• Thailan Jaros

Caso Marlene: homem é condenado a 20 anos e dois meses de prisão em Ponta Grossa

O caso foi julgado na última terça-feira (22).

Foto: Polícia Civil

O Tribunal do Júri de Ponta Grossa condenou um homem a 20 anos e dois meses de reclusão pelos crimes de homicídio duplamente qualificado e ocultação de cadáver. O caso foi julgado na última terça-feira (22).


Conforme a decisão, José Messias Paulino e sua esposa mataram a empresária Marlene Paula Acacio no final de 2020. A esposa de Paulino, Vanderleia Vieira está presa e também foi denunciada pelos mesmos crimes, mas o julgamento depende de um recurso.
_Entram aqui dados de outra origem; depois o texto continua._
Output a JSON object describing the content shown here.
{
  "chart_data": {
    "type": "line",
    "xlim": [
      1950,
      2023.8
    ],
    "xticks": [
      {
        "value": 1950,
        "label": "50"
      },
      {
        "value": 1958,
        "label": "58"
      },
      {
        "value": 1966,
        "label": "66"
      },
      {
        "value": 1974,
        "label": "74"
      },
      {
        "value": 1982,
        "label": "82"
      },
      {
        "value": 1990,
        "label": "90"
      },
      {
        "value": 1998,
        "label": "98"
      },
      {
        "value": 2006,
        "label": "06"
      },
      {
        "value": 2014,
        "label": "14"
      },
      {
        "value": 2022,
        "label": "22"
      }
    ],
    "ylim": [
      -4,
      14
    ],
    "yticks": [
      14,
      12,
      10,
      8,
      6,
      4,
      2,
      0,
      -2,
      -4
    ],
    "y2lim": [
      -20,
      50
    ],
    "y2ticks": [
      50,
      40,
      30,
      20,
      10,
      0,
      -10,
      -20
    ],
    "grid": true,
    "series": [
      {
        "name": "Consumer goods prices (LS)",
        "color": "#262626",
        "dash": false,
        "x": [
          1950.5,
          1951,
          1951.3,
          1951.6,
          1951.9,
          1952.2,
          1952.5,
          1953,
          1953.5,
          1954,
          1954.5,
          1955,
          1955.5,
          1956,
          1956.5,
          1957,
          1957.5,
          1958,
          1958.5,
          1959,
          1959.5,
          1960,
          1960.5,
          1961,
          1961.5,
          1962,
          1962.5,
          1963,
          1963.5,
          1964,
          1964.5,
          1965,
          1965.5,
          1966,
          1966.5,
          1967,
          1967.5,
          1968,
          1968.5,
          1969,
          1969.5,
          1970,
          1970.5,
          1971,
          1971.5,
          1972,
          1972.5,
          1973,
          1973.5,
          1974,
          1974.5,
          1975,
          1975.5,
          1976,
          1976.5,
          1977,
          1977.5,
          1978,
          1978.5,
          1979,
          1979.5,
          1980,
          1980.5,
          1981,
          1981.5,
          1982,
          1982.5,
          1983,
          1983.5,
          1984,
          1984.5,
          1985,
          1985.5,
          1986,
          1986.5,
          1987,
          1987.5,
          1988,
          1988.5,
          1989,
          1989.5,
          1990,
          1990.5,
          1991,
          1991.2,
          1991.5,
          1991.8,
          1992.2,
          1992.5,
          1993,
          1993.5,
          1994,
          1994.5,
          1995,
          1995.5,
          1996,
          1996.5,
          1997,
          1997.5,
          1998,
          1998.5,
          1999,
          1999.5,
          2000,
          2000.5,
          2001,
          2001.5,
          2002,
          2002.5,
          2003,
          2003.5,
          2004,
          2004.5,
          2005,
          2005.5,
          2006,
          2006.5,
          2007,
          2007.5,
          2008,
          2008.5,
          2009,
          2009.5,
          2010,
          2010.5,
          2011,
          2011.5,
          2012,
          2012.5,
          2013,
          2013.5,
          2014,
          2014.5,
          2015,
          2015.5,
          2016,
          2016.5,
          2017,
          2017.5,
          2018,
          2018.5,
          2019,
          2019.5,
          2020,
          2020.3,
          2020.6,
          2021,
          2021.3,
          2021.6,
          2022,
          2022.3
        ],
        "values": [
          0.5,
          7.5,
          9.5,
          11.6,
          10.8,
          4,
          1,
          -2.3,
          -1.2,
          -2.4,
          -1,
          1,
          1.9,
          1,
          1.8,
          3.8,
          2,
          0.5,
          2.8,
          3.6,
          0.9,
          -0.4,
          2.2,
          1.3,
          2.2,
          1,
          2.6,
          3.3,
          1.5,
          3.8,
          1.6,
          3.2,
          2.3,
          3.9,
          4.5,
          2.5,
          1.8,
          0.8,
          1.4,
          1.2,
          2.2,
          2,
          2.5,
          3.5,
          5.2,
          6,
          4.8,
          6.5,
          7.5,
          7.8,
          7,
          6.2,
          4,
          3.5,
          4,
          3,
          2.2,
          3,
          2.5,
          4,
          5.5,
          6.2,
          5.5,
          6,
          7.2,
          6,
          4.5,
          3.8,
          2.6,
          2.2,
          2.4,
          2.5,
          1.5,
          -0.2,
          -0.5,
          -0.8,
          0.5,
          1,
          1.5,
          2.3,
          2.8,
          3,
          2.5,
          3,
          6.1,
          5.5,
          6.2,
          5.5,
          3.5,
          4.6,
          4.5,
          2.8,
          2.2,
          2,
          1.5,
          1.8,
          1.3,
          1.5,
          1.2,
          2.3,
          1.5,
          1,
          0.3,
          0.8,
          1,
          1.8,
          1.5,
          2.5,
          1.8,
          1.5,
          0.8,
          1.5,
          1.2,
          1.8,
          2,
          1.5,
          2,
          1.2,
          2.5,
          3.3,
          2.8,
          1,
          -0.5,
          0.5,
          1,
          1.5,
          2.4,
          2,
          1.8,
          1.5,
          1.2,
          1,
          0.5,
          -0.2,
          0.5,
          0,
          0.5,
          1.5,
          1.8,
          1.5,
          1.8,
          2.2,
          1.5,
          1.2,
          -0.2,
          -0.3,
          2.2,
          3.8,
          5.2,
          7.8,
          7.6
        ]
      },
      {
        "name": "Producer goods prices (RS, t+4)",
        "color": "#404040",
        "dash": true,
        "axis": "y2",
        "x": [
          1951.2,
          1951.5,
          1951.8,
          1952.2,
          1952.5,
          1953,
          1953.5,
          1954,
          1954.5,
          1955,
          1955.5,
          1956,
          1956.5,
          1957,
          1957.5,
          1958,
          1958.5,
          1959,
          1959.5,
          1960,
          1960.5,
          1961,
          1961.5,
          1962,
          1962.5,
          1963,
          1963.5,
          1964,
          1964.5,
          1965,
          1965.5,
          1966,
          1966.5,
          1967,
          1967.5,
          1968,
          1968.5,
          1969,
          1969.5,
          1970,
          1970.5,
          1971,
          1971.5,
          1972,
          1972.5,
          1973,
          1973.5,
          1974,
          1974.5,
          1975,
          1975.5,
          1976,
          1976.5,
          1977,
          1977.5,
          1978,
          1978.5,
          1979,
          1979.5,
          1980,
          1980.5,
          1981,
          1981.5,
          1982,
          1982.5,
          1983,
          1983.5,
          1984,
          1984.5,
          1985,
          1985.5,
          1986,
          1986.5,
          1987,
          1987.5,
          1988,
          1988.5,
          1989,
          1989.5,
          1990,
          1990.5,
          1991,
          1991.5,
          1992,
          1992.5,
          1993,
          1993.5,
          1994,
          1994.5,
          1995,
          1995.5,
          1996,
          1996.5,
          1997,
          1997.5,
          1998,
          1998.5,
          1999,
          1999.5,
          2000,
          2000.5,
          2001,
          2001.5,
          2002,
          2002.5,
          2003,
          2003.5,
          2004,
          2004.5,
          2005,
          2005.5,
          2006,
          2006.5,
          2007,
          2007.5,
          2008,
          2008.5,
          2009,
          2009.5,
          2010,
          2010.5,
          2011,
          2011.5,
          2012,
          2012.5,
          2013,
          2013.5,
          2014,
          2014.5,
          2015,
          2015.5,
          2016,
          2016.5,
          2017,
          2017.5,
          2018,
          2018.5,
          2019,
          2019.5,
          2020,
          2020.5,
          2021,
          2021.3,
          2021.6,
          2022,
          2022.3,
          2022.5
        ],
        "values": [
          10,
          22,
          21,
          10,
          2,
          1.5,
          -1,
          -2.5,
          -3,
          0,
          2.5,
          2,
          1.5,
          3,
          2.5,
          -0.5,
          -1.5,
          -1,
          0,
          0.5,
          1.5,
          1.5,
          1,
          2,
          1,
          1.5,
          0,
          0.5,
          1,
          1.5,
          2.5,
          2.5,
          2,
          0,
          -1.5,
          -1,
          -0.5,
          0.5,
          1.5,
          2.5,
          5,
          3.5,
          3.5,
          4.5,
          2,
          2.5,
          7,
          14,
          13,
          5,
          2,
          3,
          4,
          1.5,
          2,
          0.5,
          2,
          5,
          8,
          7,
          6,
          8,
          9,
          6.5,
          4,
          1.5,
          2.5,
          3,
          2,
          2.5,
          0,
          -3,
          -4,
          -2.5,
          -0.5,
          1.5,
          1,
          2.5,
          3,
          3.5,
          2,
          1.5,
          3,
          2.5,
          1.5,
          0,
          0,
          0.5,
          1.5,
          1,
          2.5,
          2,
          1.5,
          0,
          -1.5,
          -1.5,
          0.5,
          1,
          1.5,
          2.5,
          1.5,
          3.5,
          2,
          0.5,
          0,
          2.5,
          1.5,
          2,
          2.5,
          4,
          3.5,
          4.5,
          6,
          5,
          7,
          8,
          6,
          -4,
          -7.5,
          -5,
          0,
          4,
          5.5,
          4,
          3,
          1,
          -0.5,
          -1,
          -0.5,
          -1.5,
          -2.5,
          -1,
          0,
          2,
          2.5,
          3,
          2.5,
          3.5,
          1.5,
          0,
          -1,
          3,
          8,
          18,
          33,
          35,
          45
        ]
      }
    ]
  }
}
De acordo com a denúncia do Ministério Público, os crimes ocorreram no dia 17 de dezembro de 2020. A última imagem de Marlene viva foi registrada por câmeras de segurança no centro de Ponta Grossa.


O vídeo mostra a vítima entrando em um carro. A Justiça aponta que o veículo era de José Messias Paulino. O corpo de Marlene só foi encontrado quase um mês depois do crime, no dia 5 de março de 2021, no Distrito de Uvaia.


O casal prestou depoimento e disseram que teriam deixado a vítima na casa de um ex-namorado. A versão foi desmentida pela justiça.


Segundo a decisão, a empresária auxiliou o casal no roubo de um cofre no dia da morte. O cofre era do genro de Marlene, mas estava guardado na casa de um primo dele. A Justiça cita ainda um vídeo em que Marlene e Vanderleia conversam sobre o roubo do objeto durante o café da manhã.


As investigações concluíram que o casal atraiu a vítima para o carro onde a teriam matado. Em seguida, teriam ocultado o cadáver.


Na denúncia, a 10ª Promotoria de Justiça de Ponta Grossa, apontou que a motivação do crime seria assegurar a impunidade do casal em relação ao roubo do cofre.


Na sessão de julgamento, o Conselho de Sentença acolheu as teses apresentadas pelo Ministério Público. A Justiça considerou ainda a traição para assegurar a impunidade como uma qualificadora para o aumento da pena.